Inhalt: HERZLICH WILLKOMMEN

Kontact

Spielen - Verbinden - Berühren

Das Thema zum Treffen 2017 entstanden im November 2016, in einer Zeit von Unsicherheit und Krisen.

9.11.2016
Heute Nacht - für mich überraschend und verstörend - ist Trump zum amerikanischen Präsidenten gewählt worden. Ich hatte sofort das starke Bedürfnis, mit Freunden und Gleichgesinnten zusammen zu sein und mich zu verbinden. Und am Morgen - ich war auf einer Tagung und auf dem Programm stand ein Vortrag des Politikwissenschaftlers Klaus Leggewie - packte mich die Sehnsucht nach einem 'politischen Seelsorger', der mir alles erklären und zurechtrücken sollte.
Das tat er, aber nicht in meinem Sinne. Das heißt, er sagte nicht, es wird alles wieder gut, sondern - und so war es dann auch überall zu lesen - die USA seien nur die Vorboten für Europa.
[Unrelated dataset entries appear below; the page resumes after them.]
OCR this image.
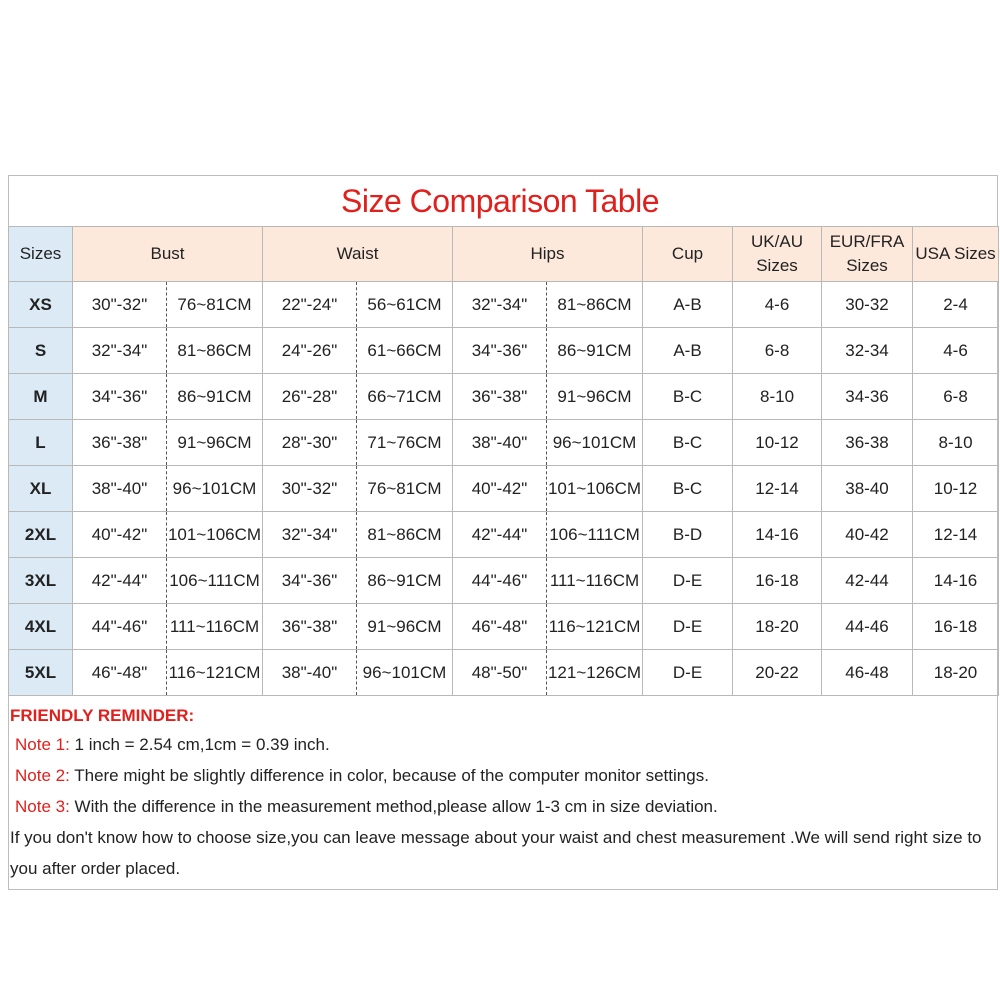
Size Comparison Table
Sizes	Bust		Waist		Hips		Cup	UK/AU Sizes	EUR/FRA Sizes	USA Sizes
XS	30"-32"	76~81CM	22"-24"	56~61CM	32"-34"	81~86CM	A-B	4-6	30-32	2-4
S	32"-34"	81~86CM	24"-26"	61~66CM	34"-36"	86~91CM	A-B	6-8	32-34	4-6
M	34"-36"	86~91CM	26"-28"	66~71CM	36"-38"	91~96CM	B-C	8-10	34-36	6-8
L	36"-38"	91~96CM	28"-30"	71~76CM	38"-40"	96~101CM	B-C	10-12	36-38	8-10
XL	38"-40"	96~101CM	30"-32"	76~81CM	40"-42"	101~106CM	B-C	12-14	38-40	10-12
2XL	40"-42"	101~106CM	32"-34"	81~86CM	42"-44"	106~111CM	B-D	14-16	40-42	12-14
3XL	42"-44"	106~111CM	34"-36"	86~91CM	44"-46"	111~116CM	D-E	16-18	42-44	14-16
4XL	44"-46"	111~116CM	36"-38"	91~96CM	46"-48"	116~121CM	D-E	18-20	44-46	16-18
5XL	46"-48"	116~121CM	38"-40"	96~101CM	48"-50"	121~126CM	D-E	20-22	46-48	18-20
FRIENDLY REMINDER:
Note 1: 1 inch = 2.54 cm,1cm = 0.39 inch.
Note 2: There might be slightly difference in color, because of the computer monitor settings.
Note 3: With the difference in the measurement method,please allow 1-3 cm in size deviation.
If you don't know how to choose size,you can leave message about your waist and chest measurement .We will send right size to you after order placed.
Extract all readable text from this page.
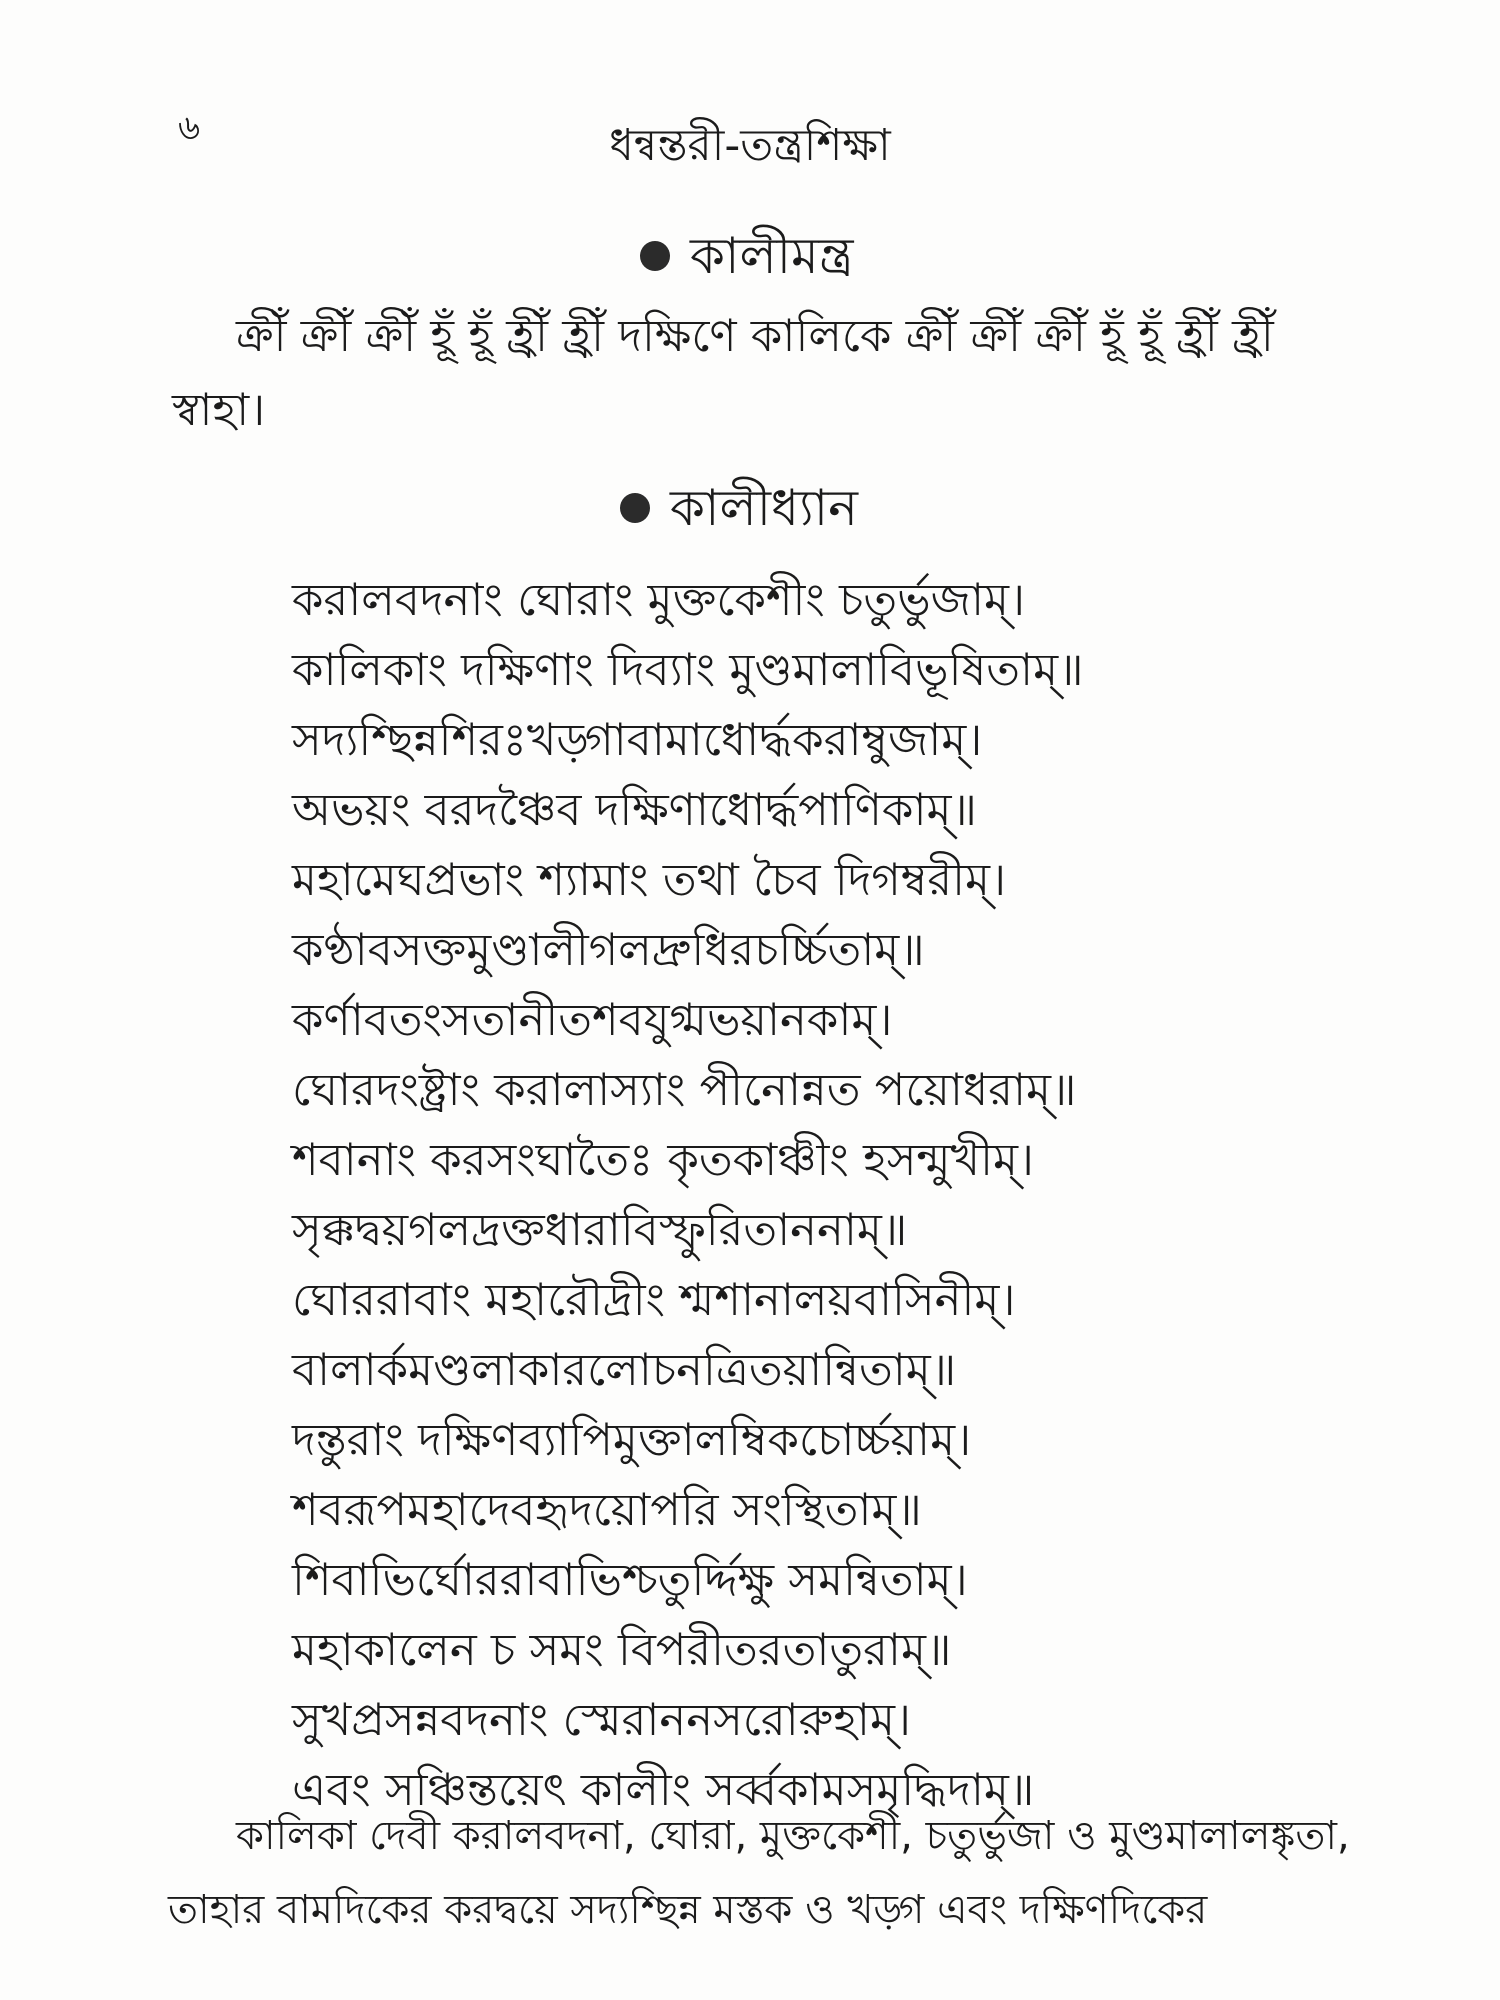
৬	ধন্বন্তরী-তন্ত্রশিক্ষা
কালীমন্ত্র
ক্রীঁ ক্রীঁ ক্রীঁ হূঁ হূঁ হ্রীঁ হ্রীঁ দক্ষিণে কালিকে ক্রীঁ ক্রীঁ ক্রীঁ হূঁ হূঁ হ্রীঁ হ্রীঁ
স্বাহা।
কালীধ্যান
করালবদনাং ঘোরাং মুক্তকেশীং চতুর্ভুজাম্।
কালিকাং দক্ষিণাং দিব্যাং মুণ্ডমালাবিভূষিতাম্॥
সদ্যশ্ছিন্নশিরঃখড়্গাবামাধোর্দ্ধকরাম্বুজাম্।
অভয়ং বরদঞ্চৈব দক্ষিণাধোর্দ্ধপাণিকাম্॥
মহামেঘপ্রভাং শ্যামাং তথা চৈব দিগম্বরীম্।
কণ্ঠাবসক্তমুণ্ডালীগলদ্রুধিরচর্চ্চিতাম্॥
কর্ণাবতংসতানীতশবযুগ্মভয়ানকাম্।
ঘোরদংষ্ট্রাং করালাস্যাং পীনোন্নত পয়োধরাম্॥
শবানাং করসংঘাতৈঃ কৃতকাঞ্চীং হসন্মুখীম্।
সৃক্কদ্বয়গলদ্রক্তধারাবিস্ফুরিতাননাম্॥
ঘোররাবাং মহারৌদ্রীং শ্মশানালয়বাসিনীম্।
বালার্কমণ্ডলাকারলোচনত্রিতয়ান্বিতাম্॥
দন্তুরাং দক্ষিণব্যাপিমুক্তালম্বিকচোর্চ্চয়াম্।
শবরূপমহাদেবহৃদয়োপরি সংস্থিতাম্॥
শিবাভির্ঘোররাবাভিশ্চতুর্দ্দিক্ষু সমন্বিতাম্।
মহাকালেন চ সমং বিপরীতরতাতুরাম্॥
সুখপ্রসন্নবদনাং স্মেরাননসরোরুহাম্।
এবং সঞ্চিন্তয়েৎ কালীং সর্ব্বকামসমৃদ্ধিদাম্॥
কালিকা দেবী করালবদনা, ঘোরা, মুক্তকেশী, চতুর্ভুজা ও মুণ্ডমালালঙ্কৃতা,
তাহার বামদিকের করদ্বয়ে সদ্যশ্ছিন্ন মস্তক ও খড়্গ এবং দক্ষিণদিকের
So würde es auch uns ergehen, wenn wir weiterhin die starre Grenze zwischen links und rechts ziehen würden,
hier: Die Guten, dort: Die Bösen.

In politisch schwierigen Zeiten - Rechtsruck überall - gibt es den starken Wunsch, sich derer zu vergewissern, die denken wie wir, mit ihnen in Kontakt zu sein. Aber ebenso notwendig ist es, den Kontakt zu den 'anderen' zu suchen und die Auseinandersetzung mit dem uns Fremden zu wagen. Streitfähig werden mit denen, die uns nicht passen. Was sind ihre Ängste? Was treibt sie an? Welche Sorgen für die Zukunft stecken hinter ihren Geschichten? Sind diese so anders als unsere?
Zitat vom Katharina Witte

Ein vielleicht heftiger Einstieg in das Tagungsthema, aber die obigen Fragen nehmen wir mit in das Thema des Playback Theater Treffens

Kontact: Spielen - Verbinden - Berühren

In Kontakt zu dem was außerhalb unseres Gewohnten ist, Begegnungen nicht nur mit Freunden, sondern mit Fremden. Die Menschen erkunden - und uns erkunden lassen - von denen wir bisher noch nichts wussten. Und dem Fremden in uns selbst begegnen.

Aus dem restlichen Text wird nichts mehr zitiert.